Artie raises $10 million to make instant games playable via messengers and browsers

Artie, a mobile platform for instant games, raised $10 million with money coming from Zynga and Shutterstock founders among other investors. It supports not only JavaScript and HTML5 but also Unity.

artie-invest

The list of investors includes Zynga founder Mark Pincus, YouTube co-founder Chad Hurley, Shutterstock founder Jon Oringer, basketball star Kevin Durant and Rich Kleiman’s Thirty Five Ventures, and Google vice president of product Manuel Bronstein.

Artie can run games without installing separate apps and play them from browsers, messengers, and other platforms. The company says it will let developers deliver their titles bypassing app stores and not having to pay 30% to Apple.

According to CEO Ryan Horrigan, the main difference between Artie and other platforms for instant games is Unity support. It can help developers make not only hyper-casual games but more complex projects.

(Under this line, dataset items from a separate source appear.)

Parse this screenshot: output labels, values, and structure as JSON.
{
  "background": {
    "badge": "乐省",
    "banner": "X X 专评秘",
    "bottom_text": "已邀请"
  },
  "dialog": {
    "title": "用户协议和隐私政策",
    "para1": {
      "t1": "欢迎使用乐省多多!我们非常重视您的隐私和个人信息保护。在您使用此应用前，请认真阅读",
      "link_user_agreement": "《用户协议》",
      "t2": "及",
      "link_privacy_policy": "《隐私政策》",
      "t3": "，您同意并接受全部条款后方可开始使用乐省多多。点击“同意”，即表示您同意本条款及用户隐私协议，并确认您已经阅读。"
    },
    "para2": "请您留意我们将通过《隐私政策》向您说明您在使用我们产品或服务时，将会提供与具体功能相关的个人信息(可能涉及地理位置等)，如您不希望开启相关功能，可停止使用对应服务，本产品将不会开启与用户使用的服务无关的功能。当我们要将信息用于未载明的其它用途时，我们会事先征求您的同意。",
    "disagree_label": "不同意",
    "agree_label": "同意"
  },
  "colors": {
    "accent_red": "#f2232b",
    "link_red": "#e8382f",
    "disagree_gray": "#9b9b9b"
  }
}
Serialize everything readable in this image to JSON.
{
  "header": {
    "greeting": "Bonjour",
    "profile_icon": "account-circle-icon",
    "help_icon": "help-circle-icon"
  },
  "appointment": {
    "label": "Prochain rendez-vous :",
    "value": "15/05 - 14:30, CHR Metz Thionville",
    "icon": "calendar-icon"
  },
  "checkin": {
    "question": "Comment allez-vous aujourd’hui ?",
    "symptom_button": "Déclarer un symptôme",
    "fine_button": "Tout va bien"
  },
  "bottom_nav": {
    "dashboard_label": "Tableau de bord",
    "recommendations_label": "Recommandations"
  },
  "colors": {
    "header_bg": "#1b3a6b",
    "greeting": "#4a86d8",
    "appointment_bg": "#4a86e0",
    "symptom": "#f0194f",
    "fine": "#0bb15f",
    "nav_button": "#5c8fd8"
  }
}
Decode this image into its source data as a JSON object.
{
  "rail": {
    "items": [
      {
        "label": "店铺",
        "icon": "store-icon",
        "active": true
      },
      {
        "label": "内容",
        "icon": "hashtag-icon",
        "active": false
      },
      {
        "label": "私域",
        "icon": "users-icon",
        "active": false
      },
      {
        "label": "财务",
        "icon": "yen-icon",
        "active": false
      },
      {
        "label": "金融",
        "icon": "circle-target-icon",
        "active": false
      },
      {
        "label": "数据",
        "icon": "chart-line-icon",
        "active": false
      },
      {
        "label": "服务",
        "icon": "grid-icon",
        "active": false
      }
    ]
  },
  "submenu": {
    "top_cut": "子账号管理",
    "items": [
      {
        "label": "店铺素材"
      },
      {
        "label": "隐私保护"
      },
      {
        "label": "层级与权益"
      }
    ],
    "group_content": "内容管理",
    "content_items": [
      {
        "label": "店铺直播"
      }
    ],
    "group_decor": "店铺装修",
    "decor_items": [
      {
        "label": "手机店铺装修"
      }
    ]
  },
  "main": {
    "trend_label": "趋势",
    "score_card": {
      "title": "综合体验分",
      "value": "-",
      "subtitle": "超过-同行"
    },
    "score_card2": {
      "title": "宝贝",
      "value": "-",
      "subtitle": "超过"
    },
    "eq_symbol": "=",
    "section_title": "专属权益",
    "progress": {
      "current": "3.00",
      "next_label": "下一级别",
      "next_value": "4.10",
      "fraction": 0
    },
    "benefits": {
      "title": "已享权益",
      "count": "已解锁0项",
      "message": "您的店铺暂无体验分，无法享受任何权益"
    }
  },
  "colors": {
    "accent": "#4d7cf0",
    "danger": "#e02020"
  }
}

Artie also wants to solve the main problem of cloud gaming — huge infrastructure costs and input lag.

“Similar to cloud games, we’re running Unity games on our cloud, but rather than rendering their graphics on the cloud and pushing the video to players, we’re not running graphics on the cloud. We’re streaming assets and animations that are highly-optimized and rendered in real-time through the embedded web browser,” Horrigan told TechCrunch.

The company is now developing its own games, including Alice in Wonderland and one project based on a superhero IP. Artie also plans to release an instant MMO project by 2022. All the titles will be free-to-play with in-app putsches.

On top of that, Artie promises to release an SDK in the future, so developers will be able to distribute their games through this platform.